Residen Aceh juga mengeluarkan seruan sama agar umat Islam di Aceh senantiasa siap-sedia menghadapi segala kemungkinan yang datang akibat keserakahan Belanda.
“Jadikanlah ibadah puasa sebagai jembatan untuk mempertebal iman dan perjuangan. Kita selalu digempur dengan cara besar-besaran oleh tentara Belanda. Jangan disangka kita akan lemah dalam menghadapi mereka karena kita sedang berpuasa. Kita kuat dan tetap kuat menghadapi mereka, kapan saja dan di mana saja,” demikian maklumat Residen Aceh dalam rapat umum yang ditutup lewat pembacaan do’a. Lihat: Pramoedya Ananta Toer, Koesalah Soebagyo Toer, Ediati Kamil, Kronik revolusi Indonesia jilid III (1947), Jakarta: KPG, 1999]

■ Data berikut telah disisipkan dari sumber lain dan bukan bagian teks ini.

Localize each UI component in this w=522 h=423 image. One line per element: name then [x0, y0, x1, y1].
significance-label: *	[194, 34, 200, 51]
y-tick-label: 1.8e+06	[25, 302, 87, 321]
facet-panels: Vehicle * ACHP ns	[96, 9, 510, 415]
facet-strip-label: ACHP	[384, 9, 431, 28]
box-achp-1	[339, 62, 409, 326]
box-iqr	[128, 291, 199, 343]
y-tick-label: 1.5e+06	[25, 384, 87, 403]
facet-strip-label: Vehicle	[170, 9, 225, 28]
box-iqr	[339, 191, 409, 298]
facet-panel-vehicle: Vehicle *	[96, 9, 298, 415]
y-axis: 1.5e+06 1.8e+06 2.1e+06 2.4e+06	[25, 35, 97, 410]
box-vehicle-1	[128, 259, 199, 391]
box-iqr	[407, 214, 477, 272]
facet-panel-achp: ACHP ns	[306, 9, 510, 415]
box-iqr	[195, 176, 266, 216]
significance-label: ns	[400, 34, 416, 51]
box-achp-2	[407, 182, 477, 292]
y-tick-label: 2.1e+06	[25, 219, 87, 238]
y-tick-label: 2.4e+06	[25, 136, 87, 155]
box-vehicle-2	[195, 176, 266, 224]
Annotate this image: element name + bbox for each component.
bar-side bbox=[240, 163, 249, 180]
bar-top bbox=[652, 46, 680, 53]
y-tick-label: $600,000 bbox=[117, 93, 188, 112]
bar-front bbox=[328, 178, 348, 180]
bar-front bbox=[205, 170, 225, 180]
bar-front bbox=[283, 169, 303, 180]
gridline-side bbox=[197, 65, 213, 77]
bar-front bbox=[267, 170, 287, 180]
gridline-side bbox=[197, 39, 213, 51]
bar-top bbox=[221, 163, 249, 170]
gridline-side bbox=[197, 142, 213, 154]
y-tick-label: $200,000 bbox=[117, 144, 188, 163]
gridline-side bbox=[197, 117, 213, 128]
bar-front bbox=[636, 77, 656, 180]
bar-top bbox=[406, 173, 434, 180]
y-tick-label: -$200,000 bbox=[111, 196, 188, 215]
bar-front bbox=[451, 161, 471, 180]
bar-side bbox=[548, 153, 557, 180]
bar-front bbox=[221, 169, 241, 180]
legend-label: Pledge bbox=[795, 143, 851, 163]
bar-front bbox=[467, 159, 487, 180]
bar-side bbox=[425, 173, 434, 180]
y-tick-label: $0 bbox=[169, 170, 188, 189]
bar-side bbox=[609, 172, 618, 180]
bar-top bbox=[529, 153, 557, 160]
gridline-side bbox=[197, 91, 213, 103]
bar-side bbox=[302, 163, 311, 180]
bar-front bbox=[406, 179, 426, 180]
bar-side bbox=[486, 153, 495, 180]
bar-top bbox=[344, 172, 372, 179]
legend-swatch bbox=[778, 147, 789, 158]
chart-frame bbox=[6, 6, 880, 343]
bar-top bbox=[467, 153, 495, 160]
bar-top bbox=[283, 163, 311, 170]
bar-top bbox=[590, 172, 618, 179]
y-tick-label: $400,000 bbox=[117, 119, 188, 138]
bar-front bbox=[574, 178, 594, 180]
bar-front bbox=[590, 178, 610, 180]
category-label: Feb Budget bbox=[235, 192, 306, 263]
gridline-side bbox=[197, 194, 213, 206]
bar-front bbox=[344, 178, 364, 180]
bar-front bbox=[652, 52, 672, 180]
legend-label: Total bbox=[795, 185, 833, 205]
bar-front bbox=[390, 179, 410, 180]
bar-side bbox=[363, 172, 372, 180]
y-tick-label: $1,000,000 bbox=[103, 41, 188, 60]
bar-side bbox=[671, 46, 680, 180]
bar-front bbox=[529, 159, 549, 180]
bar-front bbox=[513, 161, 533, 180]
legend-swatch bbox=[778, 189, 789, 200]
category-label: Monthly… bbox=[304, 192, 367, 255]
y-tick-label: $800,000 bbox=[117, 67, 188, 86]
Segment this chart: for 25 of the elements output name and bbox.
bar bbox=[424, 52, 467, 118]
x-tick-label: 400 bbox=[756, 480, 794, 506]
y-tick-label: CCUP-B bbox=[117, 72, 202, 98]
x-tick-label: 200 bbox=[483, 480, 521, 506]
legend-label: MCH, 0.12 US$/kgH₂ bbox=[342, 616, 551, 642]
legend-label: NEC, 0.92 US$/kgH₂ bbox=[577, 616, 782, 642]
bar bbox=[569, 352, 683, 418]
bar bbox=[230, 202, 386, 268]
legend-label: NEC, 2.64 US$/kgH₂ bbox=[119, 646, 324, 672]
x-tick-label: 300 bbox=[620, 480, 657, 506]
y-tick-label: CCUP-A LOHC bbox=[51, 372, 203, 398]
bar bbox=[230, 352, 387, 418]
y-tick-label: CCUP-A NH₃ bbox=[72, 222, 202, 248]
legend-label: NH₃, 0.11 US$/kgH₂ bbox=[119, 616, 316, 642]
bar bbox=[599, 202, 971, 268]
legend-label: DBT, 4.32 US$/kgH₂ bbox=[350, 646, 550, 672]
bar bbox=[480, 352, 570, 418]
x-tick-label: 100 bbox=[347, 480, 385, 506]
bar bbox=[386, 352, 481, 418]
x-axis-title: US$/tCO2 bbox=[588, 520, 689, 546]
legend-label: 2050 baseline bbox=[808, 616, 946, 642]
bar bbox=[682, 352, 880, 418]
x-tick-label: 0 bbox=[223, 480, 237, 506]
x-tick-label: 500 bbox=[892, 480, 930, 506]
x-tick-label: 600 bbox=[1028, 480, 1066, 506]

Kisah heroisme ulama Aceh melawan penjajah Belanda memang bukanlah barang baru. Pada 2 abad silam (dimulai 1873 M), Aceh pernah terlibat perang hebat melawan Belanda. Perang antar rakyat Aceh dengan Belanda terjadi setelah Traktat Sumatera (1871) ditandatangani, antara Belanda dan Inggris untuk mengganti Traktat London (1824) yang menghormati kedaulatan Aceh.
Namun apa dikata, Traktat yang baru justru memberikan peluang besar bagi Belanda untuk kembali menguasai Aceh sebagaimana dinyatakan dalam pasal 1: Inggris menghapus perhatiannya atas perluasan Belanda dimanapun di Pulau Sumatera. [Lihat: Imran T. Abdullah, Ulama dan Hikayat Perang Sabil dalam Perang Belanda di Aceh, dalam Jurnal Humaniora UGM, Volume XII, No3/2000]
Guna memompa semangat juang masyarakat Aceh, para ulama menulis sajak-sajak yang dikenal sebagai Hikayat Perang Sabil (HPS). HPS adalah syair yang berisi anjuran untuk berkontribusi dalam perang melawan penjajahan Belanda yang disampaikan kepada masyarakat luas. Umumnya, HPS disampaikan di lingkungan Meunasah, Dayah, rumah, atau tempat persembunyian para pejuang.
Baca: Ramadhan di Ayn Jalut
Kebanyakan HPS ditulis oleh ulama sebagai pemantapan dan perluasan dari khotbah-khotbah yang mereka sampaikan. Hal ini sengaja dilakukan untuk mempermudah masyarakat menghayati seruan ulama.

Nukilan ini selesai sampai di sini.